The urge to find new places to run and new sights to see seems to ever increase, and a family holiday in Cardiff was the perfect scratcher for that itch. I spent weeks building up to the holiday by logging into my Great Run Training account and hastily planning my four routes for the week. Despite being new to half marathon distance, I’m following their challenger programme, and its paying dividends, so I saw no reason to let up on holiday.
My week began with a brief sortie through Cathays and back into the city. Nothing extraordinary, dead simple and purposefully not too strenuous. It was the following day’s longer run that was to become the defining run of my holiday. I attempted to circle Cardiff Bay via Taff Embankment and the bridge into Cogan, grazing past Penarth Marina and back through the Barrage, Porth Teigr and eventually the city. I was just over halfway through the run, having crossed the bridge into Cogan and heading along Penarth Portway that I realised my hotel keycard wasn’t in my shorts. As in, the shorts with the pocket with the broken zip, that I told my wife I’d never lost anything from before and that there was no chance I’d lose a keycard from. Panic setting in unnecessarily, egg well and truly on face, I decided I’d come too far to turn back to scour for it and that I should carry out the route as intended.

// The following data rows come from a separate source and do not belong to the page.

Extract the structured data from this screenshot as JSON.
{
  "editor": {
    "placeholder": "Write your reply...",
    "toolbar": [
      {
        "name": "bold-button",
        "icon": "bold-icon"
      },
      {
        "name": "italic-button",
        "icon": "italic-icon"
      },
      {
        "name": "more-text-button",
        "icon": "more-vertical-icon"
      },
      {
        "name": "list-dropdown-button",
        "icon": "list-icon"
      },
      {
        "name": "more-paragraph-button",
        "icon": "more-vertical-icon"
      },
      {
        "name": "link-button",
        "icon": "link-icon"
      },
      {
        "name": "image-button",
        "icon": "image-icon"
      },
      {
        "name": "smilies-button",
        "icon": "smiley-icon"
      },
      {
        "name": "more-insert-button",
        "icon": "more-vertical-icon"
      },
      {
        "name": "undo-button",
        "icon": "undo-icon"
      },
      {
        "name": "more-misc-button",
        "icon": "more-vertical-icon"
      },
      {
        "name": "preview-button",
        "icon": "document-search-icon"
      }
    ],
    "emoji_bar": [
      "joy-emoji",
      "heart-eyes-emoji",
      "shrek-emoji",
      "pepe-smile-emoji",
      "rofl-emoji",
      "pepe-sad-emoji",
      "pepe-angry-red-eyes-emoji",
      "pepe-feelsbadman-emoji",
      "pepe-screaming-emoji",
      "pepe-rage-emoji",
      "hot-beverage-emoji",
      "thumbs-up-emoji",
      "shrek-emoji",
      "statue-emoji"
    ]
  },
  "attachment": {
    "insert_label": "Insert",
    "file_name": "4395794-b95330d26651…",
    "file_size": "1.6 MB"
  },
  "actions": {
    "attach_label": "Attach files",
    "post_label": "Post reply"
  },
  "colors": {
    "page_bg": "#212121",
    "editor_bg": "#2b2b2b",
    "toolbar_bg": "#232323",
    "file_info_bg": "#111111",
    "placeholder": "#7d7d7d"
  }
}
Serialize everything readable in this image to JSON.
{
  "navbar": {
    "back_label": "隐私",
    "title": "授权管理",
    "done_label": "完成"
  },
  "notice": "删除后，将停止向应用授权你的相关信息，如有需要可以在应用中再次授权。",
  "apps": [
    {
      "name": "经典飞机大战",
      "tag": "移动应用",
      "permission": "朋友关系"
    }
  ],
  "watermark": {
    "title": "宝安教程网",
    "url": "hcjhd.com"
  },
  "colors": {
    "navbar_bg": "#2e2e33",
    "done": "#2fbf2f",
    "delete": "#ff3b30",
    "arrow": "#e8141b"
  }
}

As I crossed the Cardiff Bay Barrage and passed the Wetland Reserve, I noticed the sun rising in the distance. Should I stop and take a photo of it, I thought to myself? At first I didn’t see the point of affecting my stats further, and was about to carry on when I suddenly said to myself ‘ah go on then’. And so I quickly whipped my phone out, straight into camera mode, and snap. All done within 10 seconds. I continued the course. A slight wrong turn at Porth Teigr, and then a meander across the city back towards the hotel instead of High Street, and I finished five minutes later than planned, all due to losing a keycard that was replaced kindheartedly by the Premier Inn staff and at no extra cost. And so, I went back up to my family’s room lamenting how this run was one mishap to another. Then I looked at the photo:
And I was awestruck. I don’t think I ever took a photo of a natural event as beautiful as this one. As far as capturing the natural world, landscapes, etc. on a camera goes, this was a gamechanger for me.
My remaining runs over the holiday yearned some more excellent shots, and indeed varying results. My run the other way along the Taff Trail, passing Glamorgan CCC’s stadium along the way, went awry when I tried to go through the Blackweir Woodland Trail – I arrived to see it gated up when doubling back along the other side of the Taff and ended up having to cross a bridge to retread my steps, with a finish back at the Millennium Stadium, my hip now giving me a little bother thanks to my misadventure. I was then fit and ready to carry out an intense interval session at Roath Park, catching the train up to Heath High Level station to start from the top of the park looping clockwise around the park for a good 40 minutes or so. That should have been my last run of the holiday. But that view from Cardiff Bay Barrage had me thinking all week.
So I got myself out of bed very early on Friday 19th July, quickly got my gear on and headed out for one last look across the Barrage and the Bristol Channel. For now at least. I spent the first five minutes constructing an appropriate playlist, both reflective and triumphant in nature. Once ready, I refocused on the road. Down Stryd Bute. Around the Bay, clockwise this time. And eventually I arrived, only slightly late for the sunrise, but about to witness its splendour once again. And so, for the first time on a run, I didn’t just stop, but I sat down, and stared across the water.
I rarely stop to reflect, or appreciate. Life is so fast these days. Work, kids, life itself is a race. Rarely does it allow you to slow down. On the rare occasions it does slow down for you, you really must grasp the opportunity while it breathes. And granted, a sunrise happens everyday. It just doesn’t look that great in the middle of a cul-de-sac. And with hours ticking down before the long journey home, it was worth taking in the sight of the sunrise from Cardiff Bay once more, if just to forever engrave that image in my head.
Eventually I decided to do a couple of stretches on the rocks, just to ensure my muscles didn’t seize up, and checked out the Bay itself, its expansiveness a beautiful sight in itself. Eventually the sun got a little too bright and I decided it was right to head off back to the hotel. It wasn’t my quickest run. It was never intended to be. It will almost certainly be one of the most memorable.
And so that was my holiday over. And by the time I arrived back home, I was already checking out the Cardiff 10K and the Cardiff Half Marathon routes. Not this year for sure. But I suspect it won’t be long before I commit myself to a return to the Welsh capital. Even if it’s just for the view.